I have a simple program that I am using for physics simulation. I want to know how to implement a certain threading paradigm in OpenMP.
int main() { #define steps (100000) for (int t = 0;t < steps; t++) { firstParallelLoop(); secondParallelLoop(); if (!(t%100)) { checkpoint(); } } } void firstParallelLoop() {// In another file.c #pragma omp parallel for for (int i = 0; i < sizeOfSim;i++) { //Some atomic floating point ops. } }
Formerly, I was using pthreads and got a 1.7 speedup on my dualcore laptop. I can't seem to get any speedup when using OpenMP. I suspect the problem is that the thread groups/pools are rapidly being created and destroyed with disasterous effect.
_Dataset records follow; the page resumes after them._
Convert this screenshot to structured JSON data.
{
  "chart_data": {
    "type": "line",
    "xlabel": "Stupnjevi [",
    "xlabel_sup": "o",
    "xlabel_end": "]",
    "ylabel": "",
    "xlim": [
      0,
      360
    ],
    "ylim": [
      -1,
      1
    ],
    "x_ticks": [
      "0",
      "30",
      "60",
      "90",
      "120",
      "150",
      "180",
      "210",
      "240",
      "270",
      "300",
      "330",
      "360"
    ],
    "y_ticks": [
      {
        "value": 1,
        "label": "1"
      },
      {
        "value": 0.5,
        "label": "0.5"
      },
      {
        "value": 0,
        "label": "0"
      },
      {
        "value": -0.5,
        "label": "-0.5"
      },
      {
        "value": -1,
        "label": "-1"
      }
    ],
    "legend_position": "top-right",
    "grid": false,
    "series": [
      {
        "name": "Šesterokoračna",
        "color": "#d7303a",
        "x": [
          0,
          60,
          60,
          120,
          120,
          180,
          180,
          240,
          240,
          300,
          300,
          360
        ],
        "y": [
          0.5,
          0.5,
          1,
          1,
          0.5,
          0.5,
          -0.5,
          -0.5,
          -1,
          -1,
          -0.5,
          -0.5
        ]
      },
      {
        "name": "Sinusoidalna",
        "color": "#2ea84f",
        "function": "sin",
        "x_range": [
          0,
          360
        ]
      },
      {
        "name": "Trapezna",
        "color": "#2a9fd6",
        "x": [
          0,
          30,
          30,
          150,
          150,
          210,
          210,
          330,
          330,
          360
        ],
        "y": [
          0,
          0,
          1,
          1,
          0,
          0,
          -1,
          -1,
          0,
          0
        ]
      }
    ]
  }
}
In my pthreads implementations I needed to ensure that no new threads were created, and that my program behaved as a client-server. In the pthreads scheme, the main() was a server and calls to firstParallelLoop would release mutexes/semaphores that triggered the thread to reprocess the data.
When I look at CPU utilization I expect it to be over the 30% mark (4 core, 2 are HT), but it stays around 27...
How do I get OpenMP to do something similar? How can I tell OpenMP to reuse my threads?
The GCC OpenMP run-time libgomp
implements thread teams on POSIX systems by something akin to a thread pool - threads are only created when the first parallel region is encountered, with each thread running an infinite work loop. Entering and exiting a parallel region is implemented with barriers. By default libgomp
uses a combination of busy-waiting and sleeping to implement barriers. The amount of busy-waiting is controlled by the OMP_WAIT_POLICY
environment variable. If it is not specified, threads that wait on a barrier would busy-wait for 300000 spins (3 ms at 100000 spins/msec) and then would go into sleeping state. If OMP_WAIT_POLICY
is set to active
, then the busy-wait time is increased to 30000000000 spins (5 mins at 100000 spins/sec). You can fine tune the busy-waiting time by setting the GOMP_SPINCOUNT
variable to the number of busy cycles (libgomp
assumes about 100000 spins/msec but it could vary by a factor of 5 depending on the CPU). You can fully disable sleeping like this:
OMP_WAIT_POLICY=active GOMP_SPINCOUNT=infinite OMP_NUM_THREADS=... ./program
This would somehow improve the thread team starting time, but at the expense of CPU time as idle threads would not idle but rather busy-wait.
In order to remove the overhead you should rewrite your program in more OpenMP-friendly way. Your example code could be rewritten like this:
int main() { #define steps (100000) #pragma omp parallel { for (int t = 0; t < steps; t++) { firstParallelLoop(); secondParallelLoop(); if (!(t%100)) { #pragma omp master checkpoint(); #pragma omp barrier } } } } void firstParallelLoop() {// In another file.c #pragma omp for for (int i = 0; i < sizeOfSim; i++) { //Some atomic floating point ops. } }
Note the following two things:
- A parallel region is inserted in the main program. It is not a
parallel for
though. All threads in the team would execute the outer loop steps
times. - The
for
loop in firstParallelLoop
is made parallel by using omp for
only. Thus it will execute as a serial loop if called outside an OpenMP parallel and as parallel when called from inside a parallel region. The same should be done for the loop in secondParallelLoop
.
The barrier in the main loop is used to ensure that other threads would wait for the checkpoint to finish before starting the next iteration.